晩婚化、少子化が進んで、仕事と子育ての両立に悩むのは30代から40代にかけて。組織での発言力もある程度持つようになってやっと具体的に行動を起こせるようになったのがちょうど団塊ジュニア(いま40歳前後)を中心とする世代の人々じゃないかと思う。
そろそろ、窮屈なお下がりを脱がなくちゃ
政策的にも少子化対策や労働人口の維持は課題だし、女性が輝くという上滑りな表現はともかくとして、働き方の多様化がテーマとなったことで、いろんな職場で10年前よりは発言がしやすくなったのは確かだろう。一応耳を貸すけどやる気ゼロ、みたいな粘土層はまだまだしぶといけど、団塊ジュニアを中心とする世代は数が多い。人数が多いということは、世の中を変える力があるということだ。
この世代、ずっと「人数は多いけど影が薄い」とか「つかめない」とか言われてきたけど、それってつまり、それまでのような分かりやすい群れ方ではなく、自分にとっての幸せってなんだろう? ってずっと模索して来た潮目の世代だと言うこともできるんじゃないかと思うのだ。私は「空手形世代」って勝手に呼んでいる。
「いい学校に入っていい会社に入って上の言うことを聞いていれば幸せになれる」という親世代の成功体験と、子どもの頃に見たバブル世代の狂乱と、そのどっちの祭りも右肩上がりの未来図を描いて「だから今は我慢しろ」って私たちに言ったのだ。だから子ども時代をすり減らして厳しい受験戦争をくぐり抜け、安泰な未来を手に入れるべく頑張ったのに、いざ世の中に出てみたら時は就職氷河期。祭りはとっくに終わっていたとさ……そりゃ、うかつに踊らなくもなるよ!
で、ずっと考えて来たのだ。じゃあ、幸せってなんだろう? 誰が与えてくれるのかな? って。それで充分大人になった今、自分でやればいいって気がついたんだ。ずっと時代遅れのお下がりばかり着て来たけど、そろそろ自分の服を作ろう。社会をカスタマイズしなきゃ、って。
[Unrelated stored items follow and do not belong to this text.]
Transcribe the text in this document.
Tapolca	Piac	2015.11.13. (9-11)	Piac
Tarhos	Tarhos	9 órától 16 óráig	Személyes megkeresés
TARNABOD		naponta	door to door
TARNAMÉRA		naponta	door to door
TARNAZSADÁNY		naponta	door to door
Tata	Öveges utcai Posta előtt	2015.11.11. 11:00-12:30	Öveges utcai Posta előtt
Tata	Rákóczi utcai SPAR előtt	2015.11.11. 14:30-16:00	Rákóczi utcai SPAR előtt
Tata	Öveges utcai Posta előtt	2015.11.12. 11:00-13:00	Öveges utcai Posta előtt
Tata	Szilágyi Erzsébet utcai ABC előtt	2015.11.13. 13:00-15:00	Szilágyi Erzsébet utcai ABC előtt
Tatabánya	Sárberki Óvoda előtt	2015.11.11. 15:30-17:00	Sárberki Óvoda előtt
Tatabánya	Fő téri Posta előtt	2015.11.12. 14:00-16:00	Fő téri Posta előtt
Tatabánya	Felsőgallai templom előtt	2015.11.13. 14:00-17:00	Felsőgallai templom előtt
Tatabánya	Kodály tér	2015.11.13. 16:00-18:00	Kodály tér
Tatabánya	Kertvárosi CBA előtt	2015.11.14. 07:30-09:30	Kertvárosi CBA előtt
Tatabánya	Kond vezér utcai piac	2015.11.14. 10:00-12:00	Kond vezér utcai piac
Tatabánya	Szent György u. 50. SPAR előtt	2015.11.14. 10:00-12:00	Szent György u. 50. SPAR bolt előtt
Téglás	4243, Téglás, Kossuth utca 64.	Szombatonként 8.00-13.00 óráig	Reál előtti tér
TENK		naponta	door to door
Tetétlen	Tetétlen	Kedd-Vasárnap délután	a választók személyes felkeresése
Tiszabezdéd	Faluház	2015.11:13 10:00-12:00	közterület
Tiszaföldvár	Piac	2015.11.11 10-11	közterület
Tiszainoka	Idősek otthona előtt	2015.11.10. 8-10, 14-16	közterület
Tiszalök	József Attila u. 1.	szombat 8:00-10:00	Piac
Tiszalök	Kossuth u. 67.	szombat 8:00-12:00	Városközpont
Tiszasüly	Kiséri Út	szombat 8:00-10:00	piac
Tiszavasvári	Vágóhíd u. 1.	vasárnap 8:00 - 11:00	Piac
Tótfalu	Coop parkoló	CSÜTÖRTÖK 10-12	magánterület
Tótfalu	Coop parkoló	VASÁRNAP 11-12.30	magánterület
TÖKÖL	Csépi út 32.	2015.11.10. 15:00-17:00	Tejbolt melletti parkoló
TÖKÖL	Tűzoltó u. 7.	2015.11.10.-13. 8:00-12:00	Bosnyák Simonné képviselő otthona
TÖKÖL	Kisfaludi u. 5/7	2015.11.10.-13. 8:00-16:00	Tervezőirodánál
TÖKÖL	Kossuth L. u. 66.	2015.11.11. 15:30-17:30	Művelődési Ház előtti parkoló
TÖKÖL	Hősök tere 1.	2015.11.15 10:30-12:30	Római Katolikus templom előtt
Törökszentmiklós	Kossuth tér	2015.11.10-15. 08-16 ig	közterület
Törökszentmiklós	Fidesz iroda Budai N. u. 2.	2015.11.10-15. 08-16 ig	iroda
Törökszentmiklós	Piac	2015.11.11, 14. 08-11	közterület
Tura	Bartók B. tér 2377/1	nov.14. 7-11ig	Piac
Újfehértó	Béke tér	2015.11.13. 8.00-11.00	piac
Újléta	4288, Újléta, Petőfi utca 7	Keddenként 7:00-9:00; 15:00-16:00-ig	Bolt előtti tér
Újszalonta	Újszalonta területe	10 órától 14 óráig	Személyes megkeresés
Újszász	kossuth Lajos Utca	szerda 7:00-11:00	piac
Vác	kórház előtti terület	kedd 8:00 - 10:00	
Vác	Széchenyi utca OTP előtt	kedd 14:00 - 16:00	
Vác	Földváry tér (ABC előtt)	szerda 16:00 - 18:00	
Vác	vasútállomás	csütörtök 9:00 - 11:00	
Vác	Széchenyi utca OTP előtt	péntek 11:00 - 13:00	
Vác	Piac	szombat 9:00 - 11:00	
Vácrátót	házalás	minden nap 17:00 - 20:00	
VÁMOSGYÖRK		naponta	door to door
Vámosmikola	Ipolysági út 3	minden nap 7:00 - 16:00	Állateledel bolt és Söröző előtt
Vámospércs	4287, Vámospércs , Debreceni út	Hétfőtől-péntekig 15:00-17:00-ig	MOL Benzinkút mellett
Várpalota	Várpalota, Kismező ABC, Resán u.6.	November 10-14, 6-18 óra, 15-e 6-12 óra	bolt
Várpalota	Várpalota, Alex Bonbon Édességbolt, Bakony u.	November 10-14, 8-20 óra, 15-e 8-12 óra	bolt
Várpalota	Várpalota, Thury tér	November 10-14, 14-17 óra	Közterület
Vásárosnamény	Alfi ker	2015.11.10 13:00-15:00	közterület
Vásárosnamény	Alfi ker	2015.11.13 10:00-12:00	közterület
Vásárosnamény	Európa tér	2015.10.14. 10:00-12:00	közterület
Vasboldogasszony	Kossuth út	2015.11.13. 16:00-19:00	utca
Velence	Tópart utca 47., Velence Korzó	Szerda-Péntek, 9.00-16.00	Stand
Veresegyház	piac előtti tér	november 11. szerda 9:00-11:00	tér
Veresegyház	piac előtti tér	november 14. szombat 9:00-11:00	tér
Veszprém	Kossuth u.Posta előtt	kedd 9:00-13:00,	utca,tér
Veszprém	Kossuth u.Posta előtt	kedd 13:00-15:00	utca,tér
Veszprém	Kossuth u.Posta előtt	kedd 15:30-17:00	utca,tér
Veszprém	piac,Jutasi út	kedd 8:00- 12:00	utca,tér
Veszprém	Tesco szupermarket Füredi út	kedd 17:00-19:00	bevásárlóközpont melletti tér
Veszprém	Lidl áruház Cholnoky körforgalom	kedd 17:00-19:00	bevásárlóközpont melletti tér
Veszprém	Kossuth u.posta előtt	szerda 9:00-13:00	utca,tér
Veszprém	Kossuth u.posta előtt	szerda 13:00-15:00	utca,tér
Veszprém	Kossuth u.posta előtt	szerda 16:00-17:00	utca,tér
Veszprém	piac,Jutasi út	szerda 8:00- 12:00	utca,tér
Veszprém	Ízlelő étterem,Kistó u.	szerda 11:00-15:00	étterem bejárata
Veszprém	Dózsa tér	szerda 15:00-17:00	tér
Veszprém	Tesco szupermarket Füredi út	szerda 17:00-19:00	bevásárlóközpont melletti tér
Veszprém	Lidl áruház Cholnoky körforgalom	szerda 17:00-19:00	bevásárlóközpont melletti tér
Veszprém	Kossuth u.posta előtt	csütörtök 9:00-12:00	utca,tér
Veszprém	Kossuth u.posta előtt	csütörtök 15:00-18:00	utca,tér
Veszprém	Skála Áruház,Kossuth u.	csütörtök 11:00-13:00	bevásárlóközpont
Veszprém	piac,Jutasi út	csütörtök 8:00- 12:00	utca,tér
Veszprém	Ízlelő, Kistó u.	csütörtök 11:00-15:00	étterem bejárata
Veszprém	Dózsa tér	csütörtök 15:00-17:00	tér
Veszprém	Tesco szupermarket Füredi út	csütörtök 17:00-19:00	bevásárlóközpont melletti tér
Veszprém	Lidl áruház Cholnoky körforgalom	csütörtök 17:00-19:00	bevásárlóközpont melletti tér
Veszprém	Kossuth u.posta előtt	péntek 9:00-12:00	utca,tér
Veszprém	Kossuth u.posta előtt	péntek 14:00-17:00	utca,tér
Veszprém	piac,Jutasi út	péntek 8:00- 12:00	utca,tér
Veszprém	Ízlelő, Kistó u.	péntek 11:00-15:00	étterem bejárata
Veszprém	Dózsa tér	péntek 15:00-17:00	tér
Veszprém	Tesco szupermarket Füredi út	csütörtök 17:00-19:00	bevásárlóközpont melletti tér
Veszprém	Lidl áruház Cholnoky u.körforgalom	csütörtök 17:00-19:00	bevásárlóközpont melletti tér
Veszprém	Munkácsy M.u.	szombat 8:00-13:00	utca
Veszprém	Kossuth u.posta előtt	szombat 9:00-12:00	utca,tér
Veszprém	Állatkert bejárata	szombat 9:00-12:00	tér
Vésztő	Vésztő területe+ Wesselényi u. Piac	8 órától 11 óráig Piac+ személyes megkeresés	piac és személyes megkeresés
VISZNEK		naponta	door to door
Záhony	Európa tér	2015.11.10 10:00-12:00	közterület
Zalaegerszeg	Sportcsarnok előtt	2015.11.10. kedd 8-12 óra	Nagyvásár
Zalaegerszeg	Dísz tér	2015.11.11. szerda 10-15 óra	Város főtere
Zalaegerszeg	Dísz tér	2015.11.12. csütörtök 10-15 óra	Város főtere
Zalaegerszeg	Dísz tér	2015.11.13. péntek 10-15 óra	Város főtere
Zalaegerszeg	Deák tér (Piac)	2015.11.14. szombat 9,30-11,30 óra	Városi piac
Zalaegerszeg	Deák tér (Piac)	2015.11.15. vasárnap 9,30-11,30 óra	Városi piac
「焼け野原から経済大国になった日本は、滅私奉公で働き、みんなで同じように幸せになるというやり方で豊かになった。おかげで私たちも親の世代よりも恵まれた子ども時代を過ごすことができました。ありがとう(涙)。でも、そのかつてはうまく機能した働き方や幸福観は、今では人を追い詰めるだけになっている。だって、時代が違うからね。だから、感謝はするけどもう義理立てはしない。私たちは、新しいやり方を作る。これから40年を生き延びるために!」って、今私たちが言えば、それは大きな世論となり、それぞれの持ち場で取り組んで、実際に世の中を動かすことができるだろう。
制度を変え、常識を変えることができる。前例の踏襲で課題を先送りするのではなく、現実的な解を探さなくちゃ、もう私たちは生きていけない。人口のボリュームとしても、それができる最後の世代だと思う。